The applicant (K and G Mining Syndicate) and the first respondent (Ronald Mugangavari) had a long-running dispute over the same mining claim, which the applicant called Midway 21 and the first respondent called Cliffton 15. On 17 January 2018, the Provincial Mining Director - Midlands issued a prohibition order suspending operations on the disputed mining claim until the dispute was resolved by the courts. On 20 April 2021, the applicant filed HC 365/21 seeking a declaration of title over the mining claim and eviction of the first respondent. On 12 January 2022, the second respondent (Provincial Mining Director Gweru) issued a letter lifting the prohibition order and permitting the first respondent to resume mining operations. On 19 January 2022, the applicant launched this urgent application seeking to declare the letter null and void, set it aside, and interdict the first respondent from mining operations pending determination of HC 365/21.
The application was struck off the roll of urgent matters with no order as to costs.
An interim or provisional order in an urgent application must seek to protect a litigant pending the return date of that same application, not pending the determination of a separate matter before the courts. A provisional order that seeks relief pending the conclusion of a separate case is in substance a final order and is incompetent and a nullity at law. A nullity cannot be amended. It is not for the court to 'panel beat' an incompetent draft order; rather, the proper course is to strike out the application. Where an application is struck out on grounds raised by the court mero motu rather than by the parties, no costs order should ordinarily be made in favour of the respondents.

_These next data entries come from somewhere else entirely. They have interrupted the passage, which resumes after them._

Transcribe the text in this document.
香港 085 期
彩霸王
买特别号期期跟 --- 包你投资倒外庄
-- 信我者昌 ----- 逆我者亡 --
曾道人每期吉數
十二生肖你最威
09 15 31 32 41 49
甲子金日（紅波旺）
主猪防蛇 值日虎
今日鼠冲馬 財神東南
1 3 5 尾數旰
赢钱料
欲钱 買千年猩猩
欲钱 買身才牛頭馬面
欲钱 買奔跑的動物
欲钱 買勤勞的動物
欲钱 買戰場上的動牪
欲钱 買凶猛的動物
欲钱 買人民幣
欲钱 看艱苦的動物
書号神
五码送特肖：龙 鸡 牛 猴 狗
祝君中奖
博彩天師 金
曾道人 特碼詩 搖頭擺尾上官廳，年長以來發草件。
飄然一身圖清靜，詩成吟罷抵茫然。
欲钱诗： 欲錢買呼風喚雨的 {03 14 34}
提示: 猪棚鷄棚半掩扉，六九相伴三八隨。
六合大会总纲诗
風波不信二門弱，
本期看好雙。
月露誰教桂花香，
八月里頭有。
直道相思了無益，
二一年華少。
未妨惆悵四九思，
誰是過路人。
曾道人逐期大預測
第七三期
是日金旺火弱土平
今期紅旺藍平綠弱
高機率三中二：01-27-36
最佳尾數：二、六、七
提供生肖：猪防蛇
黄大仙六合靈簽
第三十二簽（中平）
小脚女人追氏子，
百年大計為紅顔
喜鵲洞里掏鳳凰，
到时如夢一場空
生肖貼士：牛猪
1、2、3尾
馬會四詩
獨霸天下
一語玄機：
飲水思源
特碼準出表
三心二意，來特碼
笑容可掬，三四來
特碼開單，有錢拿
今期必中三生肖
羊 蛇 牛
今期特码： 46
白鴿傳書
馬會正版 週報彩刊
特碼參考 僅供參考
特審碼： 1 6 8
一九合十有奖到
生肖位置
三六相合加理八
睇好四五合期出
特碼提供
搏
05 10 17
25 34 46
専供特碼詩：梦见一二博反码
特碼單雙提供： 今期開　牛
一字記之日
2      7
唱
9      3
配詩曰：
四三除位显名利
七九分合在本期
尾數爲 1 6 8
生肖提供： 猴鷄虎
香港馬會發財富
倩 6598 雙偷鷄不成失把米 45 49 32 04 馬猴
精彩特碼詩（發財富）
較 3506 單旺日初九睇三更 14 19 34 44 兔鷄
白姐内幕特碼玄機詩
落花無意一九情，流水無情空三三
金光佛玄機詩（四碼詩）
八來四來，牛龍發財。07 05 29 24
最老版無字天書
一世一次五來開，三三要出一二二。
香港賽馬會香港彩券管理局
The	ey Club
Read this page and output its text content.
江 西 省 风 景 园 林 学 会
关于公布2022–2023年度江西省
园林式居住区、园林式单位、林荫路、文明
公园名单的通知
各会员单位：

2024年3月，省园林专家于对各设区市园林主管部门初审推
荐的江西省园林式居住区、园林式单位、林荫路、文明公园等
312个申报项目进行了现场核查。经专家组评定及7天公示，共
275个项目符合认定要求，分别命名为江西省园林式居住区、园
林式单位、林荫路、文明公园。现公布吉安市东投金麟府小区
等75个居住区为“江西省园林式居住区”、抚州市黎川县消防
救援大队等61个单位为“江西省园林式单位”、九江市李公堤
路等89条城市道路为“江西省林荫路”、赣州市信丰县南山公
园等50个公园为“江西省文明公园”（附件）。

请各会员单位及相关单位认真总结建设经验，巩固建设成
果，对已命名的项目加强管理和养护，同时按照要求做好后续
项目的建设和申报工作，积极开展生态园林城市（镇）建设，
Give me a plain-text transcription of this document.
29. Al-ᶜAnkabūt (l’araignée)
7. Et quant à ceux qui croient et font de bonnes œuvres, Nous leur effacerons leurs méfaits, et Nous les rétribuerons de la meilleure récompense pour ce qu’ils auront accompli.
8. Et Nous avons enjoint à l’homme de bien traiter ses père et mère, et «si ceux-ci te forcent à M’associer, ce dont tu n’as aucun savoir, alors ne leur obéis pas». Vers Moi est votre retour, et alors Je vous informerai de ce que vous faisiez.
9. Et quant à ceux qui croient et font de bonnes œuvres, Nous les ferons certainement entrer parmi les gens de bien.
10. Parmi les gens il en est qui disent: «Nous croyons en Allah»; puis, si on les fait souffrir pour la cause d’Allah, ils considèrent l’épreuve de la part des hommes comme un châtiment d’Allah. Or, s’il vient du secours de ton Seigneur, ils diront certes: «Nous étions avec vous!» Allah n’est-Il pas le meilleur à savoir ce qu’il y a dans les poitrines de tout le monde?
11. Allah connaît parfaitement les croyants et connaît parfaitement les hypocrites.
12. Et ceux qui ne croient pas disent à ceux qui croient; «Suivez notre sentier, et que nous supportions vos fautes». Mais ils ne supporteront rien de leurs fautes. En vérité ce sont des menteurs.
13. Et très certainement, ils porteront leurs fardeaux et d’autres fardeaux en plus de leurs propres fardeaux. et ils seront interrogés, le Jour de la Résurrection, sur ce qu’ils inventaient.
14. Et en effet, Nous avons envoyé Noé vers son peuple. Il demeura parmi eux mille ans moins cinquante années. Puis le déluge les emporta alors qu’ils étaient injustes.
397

The court observed that the respondents had raised several points in limine (lack of urgency, citation of wrong party, and material non-disclosure) but found it unnecessary to determine these given the fundamental incompetence of the relief sought. The court noted its practice of hearing both points in limine and merits together to avoid piecemeal treatment, while retaining the discretion to dispose of the matter solely on the points in limine. The court also referenced the general principle that costs follow the cause but noted that this principle must yield to the achievement of fairness and justice between the parties in the exercise of the court's discretion.
This case is significant in Zimbabwean civil procedure law for clarifying the distinction between interim and final relief in urgent applications. It establishes that a provisional order must seek to protect a litigant pending the return date of the same application, not pending the determination of a separate matter. The case reinforces the principle that courts will not countenance attempts to obtain final relief disguised as interim relief, and that such incompetent relief constitutes a nullity that cannot be cured by amendment. The judgment also provides guidance on the exercise of judicial discretion on costs when the court raises the decisive issue mero motu rather than the parties.